Portions of the Joint Task Force Exercise will be conducted at and around both Camp LeJeune Marine Corps Base and Cherry Point Marine Corps Air Station, where the Navy's 2nd Fleet and the 22nd Marine Expeditionary Unit will rehearse air-to-ground bombings, special operations and other maneuvers.

Part of the training, in which Navy aircraft drop bombs on ground targets, has typically been conducted on the island of Vieques, a part of Puerto Rico. Vieques has been a center of controversy since a 1999 accident killed a civilian guard, and political activists have demanded an end to bombing practice there.

President George W. Bush has promised to remove the Navy from Vieques by May 2003. For this round of predeployment, the USS John F. Kennedy battle group will instead train at bombing ranges northeast of Cherry Point, as well as on Florida's Pinecastle Range.

However, Comdr. John Kirby, spokesperson for the 2nd Fleet, stressed that North Carolina is not necessarily a permanent alternative to the island--that decision will not be made until a Navy study of training alternatives is completed later this spring.

"[The study] is examining the breadth of training alternatives to Vieques. Not every alternative is a physical place--the Navy is considering innovative technologies to replicate things you could do in the physical world," Kirby said. "What matters is getting our sailors and Marines properly trained before we can deploy."

Kirby continued, saying after Sept. 11 there is a possibility that the John F. Kennedy battle group would be deployed early. "We need to move [the training] up north."

Although Florida's exercises will include the use of live fire, Kirby said the Navy would drop only inert concrete bombs in the North Carolina ranges, and therefore there would be no risks to public safety.

"During the exercise, there may be a little more noise than [usual], but safety is our number one concern in everything we do," he said. "I do not think the local populace has anything to worry about."

Thomas Phillips, city manager of Havelock, where Cherry Point is located, agreed, noting that collaborative projects like the Eastern North Carolina Joint Land Use Study are crucial.

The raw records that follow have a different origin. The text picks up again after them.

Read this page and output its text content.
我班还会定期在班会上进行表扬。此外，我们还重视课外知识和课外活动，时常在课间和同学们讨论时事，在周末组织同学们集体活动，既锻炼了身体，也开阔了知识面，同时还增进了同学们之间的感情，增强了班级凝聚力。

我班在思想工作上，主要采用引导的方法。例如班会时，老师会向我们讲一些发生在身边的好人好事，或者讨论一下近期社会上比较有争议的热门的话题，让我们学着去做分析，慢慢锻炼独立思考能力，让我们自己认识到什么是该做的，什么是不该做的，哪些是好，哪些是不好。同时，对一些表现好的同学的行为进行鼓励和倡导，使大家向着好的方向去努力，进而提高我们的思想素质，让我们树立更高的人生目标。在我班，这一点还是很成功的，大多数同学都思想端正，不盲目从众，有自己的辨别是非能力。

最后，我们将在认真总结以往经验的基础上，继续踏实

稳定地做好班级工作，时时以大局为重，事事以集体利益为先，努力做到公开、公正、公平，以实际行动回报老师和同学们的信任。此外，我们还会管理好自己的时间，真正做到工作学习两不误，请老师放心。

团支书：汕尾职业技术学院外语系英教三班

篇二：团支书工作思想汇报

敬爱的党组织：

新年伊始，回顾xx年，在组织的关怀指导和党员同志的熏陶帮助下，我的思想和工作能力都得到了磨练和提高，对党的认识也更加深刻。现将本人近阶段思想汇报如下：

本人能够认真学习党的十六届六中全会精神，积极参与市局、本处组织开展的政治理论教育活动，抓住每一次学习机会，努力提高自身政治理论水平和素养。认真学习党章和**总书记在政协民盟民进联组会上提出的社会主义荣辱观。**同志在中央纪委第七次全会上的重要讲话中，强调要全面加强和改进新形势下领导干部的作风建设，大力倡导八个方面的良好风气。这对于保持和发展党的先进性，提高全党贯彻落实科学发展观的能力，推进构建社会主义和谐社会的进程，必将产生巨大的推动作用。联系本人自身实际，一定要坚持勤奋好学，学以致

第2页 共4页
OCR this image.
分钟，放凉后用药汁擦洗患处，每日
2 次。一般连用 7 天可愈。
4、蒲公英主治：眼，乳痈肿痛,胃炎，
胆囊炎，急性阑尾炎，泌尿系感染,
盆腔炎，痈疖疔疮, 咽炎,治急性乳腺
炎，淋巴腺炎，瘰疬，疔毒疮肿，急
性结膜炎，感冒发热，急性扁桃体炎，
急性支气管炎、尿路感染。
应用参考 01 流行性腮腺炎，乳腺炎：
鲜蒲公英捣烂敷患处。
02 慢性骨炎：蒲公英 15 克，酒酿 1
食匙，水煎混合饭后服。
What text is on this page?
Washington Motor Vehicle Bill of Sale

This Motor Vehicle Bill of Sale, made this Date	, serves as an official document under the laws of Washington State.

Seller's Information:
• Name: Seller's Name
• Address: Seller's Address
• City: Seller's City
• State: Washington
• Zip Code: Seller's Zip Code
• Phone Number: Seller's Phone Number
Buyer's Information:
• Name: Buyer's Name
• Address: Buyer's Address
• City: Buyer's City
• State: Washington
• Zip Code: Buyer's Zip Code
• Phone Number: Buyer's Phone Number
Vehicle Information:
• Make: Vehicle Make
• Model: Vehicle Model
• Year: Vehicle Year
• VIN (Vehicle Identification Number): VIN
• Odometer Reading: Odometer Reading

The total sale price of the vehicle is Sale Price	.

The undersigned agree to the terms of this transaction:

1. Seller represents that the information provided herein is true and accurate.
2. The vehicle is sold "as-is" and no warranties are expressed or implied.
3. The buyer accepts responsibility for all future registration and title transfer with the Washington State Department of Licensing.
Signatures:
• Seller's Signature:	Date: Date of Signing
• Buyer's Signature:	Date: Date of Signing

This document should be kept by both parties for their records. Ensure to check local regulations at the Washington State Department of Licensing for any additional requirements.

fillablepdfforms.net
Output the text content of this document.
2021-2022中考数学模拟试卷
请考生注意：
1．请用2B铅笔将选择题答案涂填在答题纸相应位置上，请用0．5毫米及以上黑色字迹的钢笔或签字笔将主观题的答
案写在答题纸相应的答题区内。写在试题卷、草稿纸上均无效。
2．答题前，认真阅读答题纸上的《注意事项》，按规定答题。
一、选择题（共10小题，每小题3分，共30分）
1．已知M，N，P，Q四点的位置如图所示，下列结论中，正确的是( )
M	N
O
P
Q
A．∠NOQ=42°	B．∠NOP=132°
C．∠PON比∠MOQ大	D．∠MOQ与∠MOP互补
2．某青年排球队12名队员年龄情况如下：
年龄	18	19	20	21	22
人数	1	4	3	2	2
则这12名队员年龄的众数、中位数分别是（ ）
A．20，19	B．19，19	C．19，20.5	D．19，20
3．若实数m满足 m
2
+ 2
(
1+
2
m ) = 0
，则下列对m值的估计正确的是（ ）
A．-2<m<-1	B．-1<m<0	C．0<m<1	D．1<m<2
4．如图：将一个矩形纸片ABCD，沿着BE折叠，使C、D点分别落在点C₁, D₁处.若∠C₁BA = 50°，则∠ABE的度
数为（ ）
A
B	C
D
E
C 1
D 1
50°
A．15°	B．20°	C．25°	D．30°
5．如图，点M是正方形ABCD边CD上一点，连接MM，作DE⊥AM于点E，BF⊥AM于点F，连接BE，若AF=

The study, which is conducted by Havelock and its neighboring towns and counties, is examining "things the civilian community is doing that could be incompatible with the activities of the base," Phillips said. He added the city employs zoning and land-use ordinances to control the population density of high-impact areas.

"We rely on the Marine base to do what's necessary to protect us and they do a good job," Phillips said. "Quite frankly, living here is probably less dangerous than living around infantry or tank artillery--we don't have a likelihood of having [weaponry] falling in downtown Havelock."

Eastern North Carolina is already home to frequent military training, such as special operations training for Marine Expeditionary Units.

Three MEUs on the East Coast are based at Camp LeJeune, and rotate on a six-month cycle of overseas deployment and predeployment training. If North Carolina is selected as a permanent replacement site for the Navy's Vieques training, Marine officials are not concerned about spreading state resources too thin or being in each other's way.

"They're two completely separate exercises," said 1st Lt. Mike Armistead, public affairs officer for the 22nd MEU. He noted the special operations training is typically conducted last, immediately before overseas deployment.